Eugene Rodman Shippen enjoyed a long and distinguished career as a Unitarian minister. Thanks to his family’s secure wealth, E.R. Shippen had the benefit of broad educational opportunities, and attended not only Harvard but also Oxford, and his interests show the influence of progressive thinking of the time, on the social significance of artistic beauty. A strong proponent of Unitarian religious art, Dr. Shippen in 1923 organized the American Unitarian Association’s Religious Arts Guild, of which he became the president, and M.T. Garvin became the honorary president. In his 1926 article, Dr Shippen proposes that the stained-glass and carved religious art in our Lancaster church was “perhaps the first to honor the heretics of Christian history in visible, permanent form”. His understanding of the sanctuary artwork, in other words, is that its values extend far beyond the purely representational value of memorializing individuals.

Instead, the works of art collectively construct an entire, original program memorializing  heresy as such, that is, advancing the idea that Unitarianism  takes issue not just with how religious worship is organized but also with what it is that those who keep the faith are expected to believe and how they may be expected to act on the basis of their beliefs. When the windows mentioned in Dr. Shippen’s article were to be dedicated, the invitations issued by the church referred to our faith in the “emancipation of the human race, politically, intellectually, and spiritually”. Art was meant to inspire us to better lives.

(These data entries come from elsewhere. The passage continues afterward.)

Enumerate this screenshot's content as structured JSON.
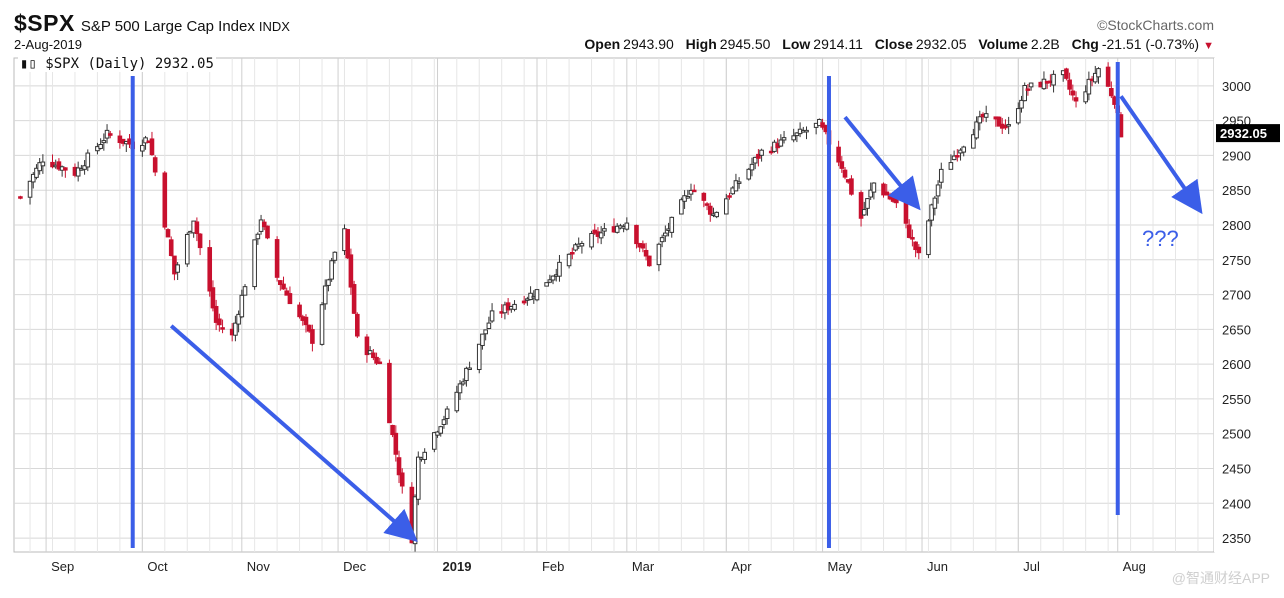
{
  "header": {
    "ticker": "$SPX",
    "name": "S&P 500 Large Cap Index",
    "exchange": "INDX",
    "date": "2-Aug-2019",
    "source": "©StockCharts.com",
    "open_label": "Open",
    "open": "2943.90",
    "high_label": "High",
    "high": "2945.50",
    "low_label": "Low",
    "low": "2914.11",
    "close_label": "Close",
    "close": "2932.05",
    "volume_label": "Volume",
    "volume": "2.2B",
    "chg_label": "Chg",
    "chg": "-21.51 (-0.73%)",
    "chg_icon": "down-triangle-icon"
  },
  "legend": {
    "icon": "candlestick-icon",
    "text": "$SPX (Daily) 2932.05"
  },
  "annotation_text": "???",
  "watermark": "@智通财经APP",
  "colors": {
    "up": "#333333",
    "down": "#c8102e",
    "grid": "#d8d8d8",
    "arrow": "#3b5ee8",
    "price_tag": "#000000"
  },
  "chart_data": {
    "type": "candlestick",
    "ylim": [
      2330,
      3040
    ],
    "y_ticks": [
      2350,
      2400,
      2450,
      2500,
      2550,
      2600,
      2650,
      2700,
      2750,
      2800,
      2850,
      2900,
      2950,
      3000
    ],
    "x_labels": [
      "Sep",
      "Oct",
      "Nov",
      "Dec",
      "2019",
      "Feb",
      "Mar",
      "Apr",
      "May",
      "Jun",
      "Jul",
      "Aug"
    ],
    "last_price_label": "2932.05",
    "grid": true,
    "close_path": [
      {
        "date": "2018-08-24",
        "close": 2840
      },
      {
        "date": "2018-08-31",
        "close": 2895
      },
      {
        "date": "2018-09-10",
        "close": 2875
      },
      {
        "date": "2018-09-20",
        "close": 2930
      },
      {
        "date": "2018-09-28",
        "close": 2915
      },
      {
        "date": "2018-10-03",
        "close": 2925
      },
      {
        "date": "2018-10-11",
        "close": 2730
      },
      {
        "date": "2018-10-17",
        "close": 2810
      },
      {
        "date": "2018-10-24",
        "close": 2660
      },
      {
        "date": "2018-10-29",
        "close": 2640
      },
      {
        "date": "2018-11-07",
        "close": 2810
      },
      {
        "date": "2018-11-12",
        "close": 2725
      },
      {
        "date": "2018-11-23",
        "close": 2635
      },
      {
        "date": "2018-11-30",
        "close": 2760
      },
      {
        "date": "2018-12-03",
        "close": 2790
      },
      {
        "date": "2018-12-07",
        "close": 2635
      },
      {
        "date": "2018-12-14",
        "close": 2600
      },
      {
        "date": "2018-12-21",
        "close": 2420
      },
      {
        "date": "2018-12-24",
        "close": 2350
      },
      {
        "date": "2018-12-26",
        "close": 2465
      },
      {
        "date": "2019-01-04",
        "close": 2530
      },
      {
        "date": "2019-01-18",
        "close": 2670
      },
      {
        "date": "2019-02-01",
        "close": 2705
      },
      {
        "date": "2019-02-15",
        "close": 2775
      },
      {
        "date": "2019-03-01",
        "close": 2805
      },
      {
        "date": "2019-03-08",
        "close": 2745
      },
      {
        "date": "2019-03-21",
        "close": 2855
      },
      {
        "date": "2019-03-28",
        "close": 2815
      },
      {
        "date": "2019-04-12",
        "close": 2905
      },
      {
        "date": "2019-04-30",
        "close": 2945
      },
      {
        "date": "2019-05-07",
        "close": 2885
      },
      {
        "date": "2019-05-13",
        "close": 2810
      },
      {
        "date": "2019-05-17",
        "close": 2860
      },
      {
        "date": "2019-05-24",
        "close": 2830
      },
      {
        "date": "2019-05-31",
        "close": 2755
      },
      {
        "date": "2019-06-07",
        "close": 2875
      },
      {
        "date": "2019-06-20",
        "close": 2955
      },
      {
        "date": "2019-06-28",
        "close": 2940
      },
      {
        "date": "2019-07-03",
        "close": 2995
      },
      {
        "date": "2019-07-15",
        "close": 3015
      },
      {
        "date": "2019-07-19",
        "close": 2975
      },
      {
        "date": "2019-07-26",
        "close": 3025
      },
      {
        "date": "2019-07-31",
        "close": 2980
      },
      {
        "date": "2019-08-01",
        "close": 2955
      },
      {
        "date": "2019-08-02",
        "close": 2932
      }
    ],
    "annotations": [
      {
        "type": "vertical-line",
        "date": "2018-09-28"
      },
      {
        "type": "vertical-line",
        "date": "2019-05-03"
      },
      {
        "type": "vertical-line",
        "date": "2019-08-01"
      },
      {
        "type": "arrow",
        "from": {
          "date": "2018-10-10",
          "value": 2655
        },
        "to": {
          "date": "2018-12-24",
          "value": 2352
        }
      },
      {
        "type": "arrow",
        "from": {
          "date": "2019-05-08",
          "value": 2955
        },
        "to": {
          "date": "2019-05-30",
          "value": 2830
        }
      },
      {
        "type": "arrow",
        "from": {
          "date": "2019-08-02",
          "value": 2985
        },
        "to": {
          "date": "2019-08-26",
          "value": 2825
        }
      }
    ]
  }
}
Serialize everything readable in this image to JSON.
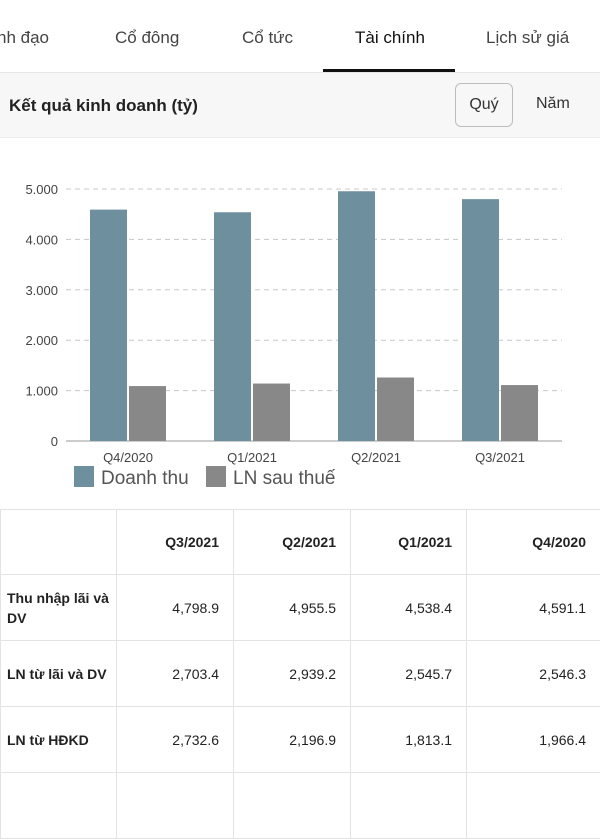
{
  "tabs": [
    {
      "label": "nh đạo"
    },
    {
      "label": "Cổ đông"
    },
    {
      "label": "Cổ tức"
    },
    {
      "label": "Tài chính"
    },
    {
      "label": "Lịch sử giá"
    }
  ],
  "section": {
    "title": "Kết quả kinh doanh (tỷ)",
    "period_quarter": "Quý",
    "period_year": "Năm"
  },
  "colors": {
    "revenue": "#6e8f9e",
    "profit": "#888888"
  },
  "chart_data": {
    "type": "bar",
    "categories": [
      "Q4/2020",
      "Q1/2021",
      "Q2/2021",
      "Q3/2021"
    ],
    "series": [
      {
        "name": "Doanh thu",
        "values": [
          4591.1,
          4538.4,
          4955.5,
          4798.9
        ]
      },
      {
        "name": "LN sau thuế",
        "values": [
          1090,
          1140,
          1260,
          1110
        ]
      }
    ],
    "y_ticks": [
      "0",
      "1.000",
      "2.000",
      "3.000",
      "4.000",
      "5.000"
    ],
    "ylim": [
      0,
      5000
    ],
    "grid": true,
    "legend_position": "bottom-left"
  },
  "table": {
    "columns": [
      "Q3/2021",
      "Q2/2021",
      "Q1/2021",
      "Q4/2020"
    ],
    "rows": [
      {
        "label": "Thu nhập lãi và DV",
        "values": [
          "4,798.9",
          "4,955.5",
          "4,538.4",
          "4,591.1"
        ]
      },
      {
        "label": "LN từ lãi và DV",
        "values": [
          "2,703.4",
          "2,939.2",
          "2,545.7",
          "2,546.3"
        ]
      },
      {
        "label": "LN từ HĐKD",
        "values": [
          "2,732.6",
          "2,196.9",
          "1,813.1",
          "1,966.4"
        ]
      }
    ]
  }
}
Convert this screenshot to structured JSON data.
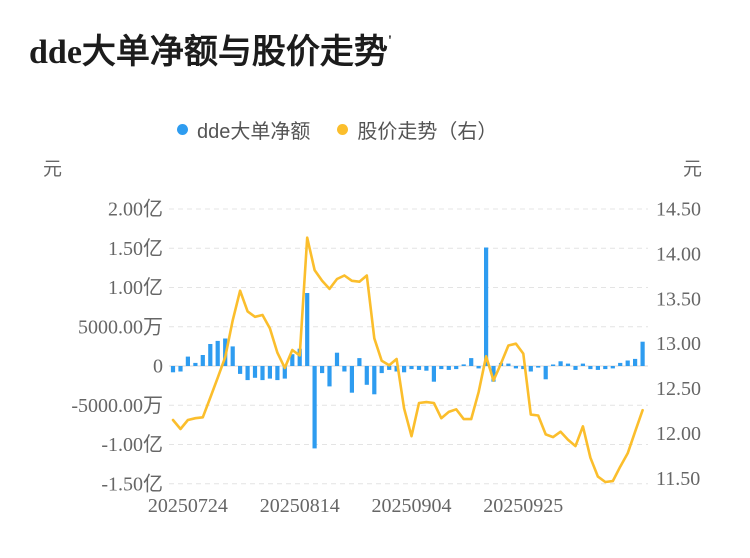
{
  "title": {
    "text": "dde大单净额与股价走势",
    "mark": "'"
  },
  "legend": {
    "items": [
      {
        "name": "dde大单净额",
        "color": "#2E9CF0",
        "type": "bar"
      },
      {
        "name": "股价走势（右）",
        "color": "#FBBE2C",
        "type": "line"
      }
    ]
  },
  "colors": {
    "bar": "#2E9CF0",
    "line": "#FBBE2C",
    "axis_text": "#666666",
    "legend_text": "#545454",
    "gridline": "#e4e4e4",
    "zero_line": "#d9d9d9",
    "title_text": "#1c1c1c"
  },
  "left_axis": {
    "unit": "元",
    "tick_labels": [
      "2.00亿",
      "1.50亿",
      "1.00亿",
      "5000.00万",
      "0",
      "-5000.00万",
      "-1.00亿",
      "-1.50亿"
    ],
    "tick_values_yi": [
      2.0,
      1.5,
      1.0,
      0.5,
      0,
      -0.5,
      -1.0,
      -1.5
    ]
  },
  "right_axis": {
    "unit": "元",
    "tick_labels": [
      "14.50",
      "14.00",
      "13.50",
      "13.00",
      "12.50",
      "12.00",
      "11.50"
    ],
    "tick_values": [
      14.5,
      14.0,
      13.5,
      13.0,
      12.5,
      12.0,
      11.5
    ]
  },
  "x_axis": {
    "labels": [
      {
        "index": 2,
        "text": "20250724"
      },
      {
        "index": 17,
        "text": "20250814"
      },
      {
        "index": 32,
        "text": "20250904"
      },
      {
        "index": 47,
        "text": "20250925"
      }
    ]
  },
  "chart_data": {
    "type": "combo",
    "n_points": 64,
    "left_range_yi": [
      -1.5,
      2.0
    ],
    "right_range_yuan": [
      11.5,
      14.5
    ],
    "grid": "horizontal-dashed",
    "legend_position": "top",
    "series": [
      {
        "name": "dde大单净额",
        "type": "bar",
        "axis": "left",
        "unit": "亿元",
        "values": [
          -0.08,
          -0.07,
          0.12,
          0.04,
          0.14,
          0.28,
          0.32,
          0.35,
          0.25,
          -0.1,
          -0.18,
          -0.15,
          -0.18,
          -0.16,
          -0.18,
          -0.16,
          0.15,
          0.22,
          0.93,
          -1.05,
          -0.09,
          -0.26,
          0.17,
          -0.07,
          -0.34,
          0.1,
          -0.24,
          -0.36,
          -0.09,
          -0.05,
          -0.07,
          -0.08,
          -0.04,
          -0.05,
          -0.06,
          -0.2,
          -0.04,
          -0.05,
          -0.04,
          0.02,
          0.1,
          -0.03,
          1.51,
          -0.2,
          0.04,
          0.03,
          -0.03,
          -0.04,
          -0.07,
          -0.02,
          -0.17,
          0.01,
          0.06,
          0.03,
          -0.05,
          0.03,
          -0.04,
          -0.05,
          -0.04,
          -0.03,
          0.04,
          0.07,
          0.09,
          0.31
        ]
      },
      {
        "name": "股价走势（右）",
        "type": "line",
        "axis": "right",
        "unit": "元",
        "values": [
          12.15,
          12.05,
          12.15,
          12.17,
          12.18,
          12.4,
          12.62,
          12.85,
          13.26,
          13.59,
          13.36,
          13.3,
          13.32,
          13.17,
          12.9,
          12.73,
          12.93,
          12.87,
          14.18,
          13.82,
          13.7,
          13.61,
          13.72,
          13.76,
          13.7,
          13.69,
          13.76,
          13.06,
          12.81,
          12.76,
          12.83,
          12.28,
          11.97,
          12.34,
          12.35,
          12.34,
          12.17,
          12.24,
          12.27,
          12.16,
          12.16,
          12.46,
          12.86,
          12.59,
          12.78,
          12.98,
          13.0,
          12.89,
          12.21,
          12.2,
          11.99,
          11.96,
          12.02,
          11.93,
          11.86,
          12.08,
          11.73,
          11.52,
          11.46,
          11.47,
          11.63,
          11.78,
          12.02,
          12.26
        ]
      }
    ]
  }
}
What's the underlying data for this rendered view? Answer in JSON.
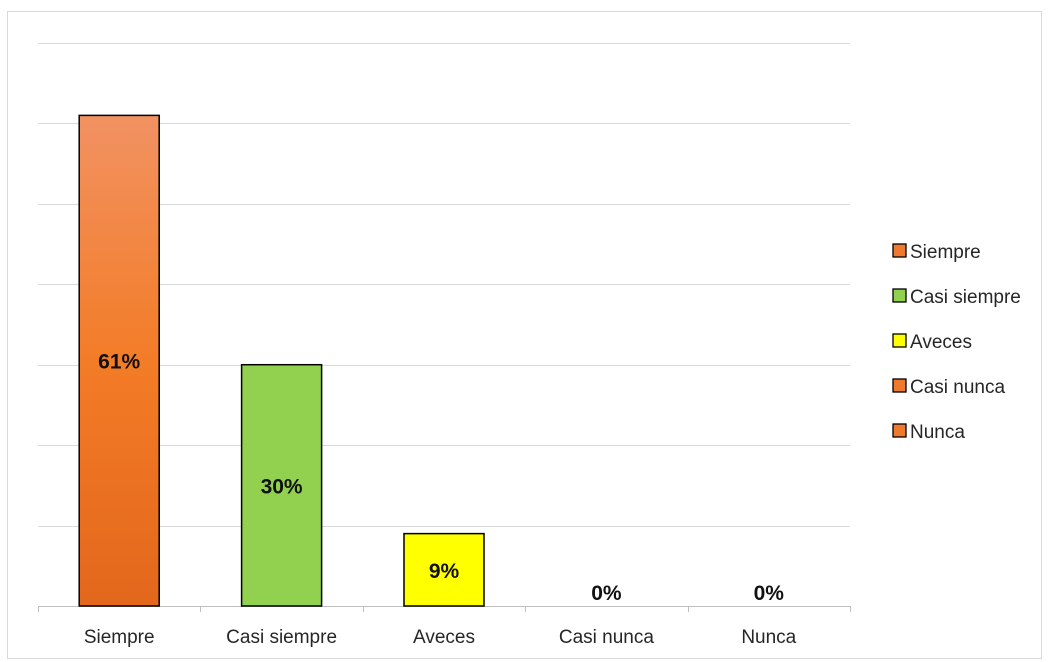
{
  "chart_data": {
    "type": "bar",
    "categories": [
      "Siempre",
      "Casi siempre",
      "Aveces",
      "Casi nunca",
      "Nunca"
    ],
    "values": [
      61,
      30,
      9,
      0,
      0
    ],
    "data_labels": [
      "61%",
      "30%",
      "9%",
      "0%",
      "0%"
    ],
    "ylim": [
      0,
      70
    ],
    "grid": true,
    "legend_position": "right",
    "legend": [
      "Siempre",
      "Casi siempre",
      "Aveces",
      "Casi nunca",
      "Nunca"
    ],
    "colors": [
      "#EE7A2E",
      "#92D050",
      "#FFFF00",
      "#EE7A2E",
      "#EE7A2E"
    ]
  }
}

Dr Shippen also points out that the people represented in the artwork belong to many different national and religious traditions. Only a few years after the end of the War to End All Wars, Dr Shippen’s article thus turns his co-religionists to the value of thinking for oneself, acting not like robots blindly  accepting authority, but rather like  thinking human beings looking beyond the walls of national and religious categories  to an international vision of human potential  that might, one could then hope, prevent us from sleepwalking into another world-wide catastrophe fueled by irrational hatred of those outside our ken.  The figures we are invited to contemplate in our sanctuary, for all their variety and human fallibility, were put before us as heroes of a faith they shared, that our predecessors at our church also shared in 1926, and that is the faith we profess, and require, today.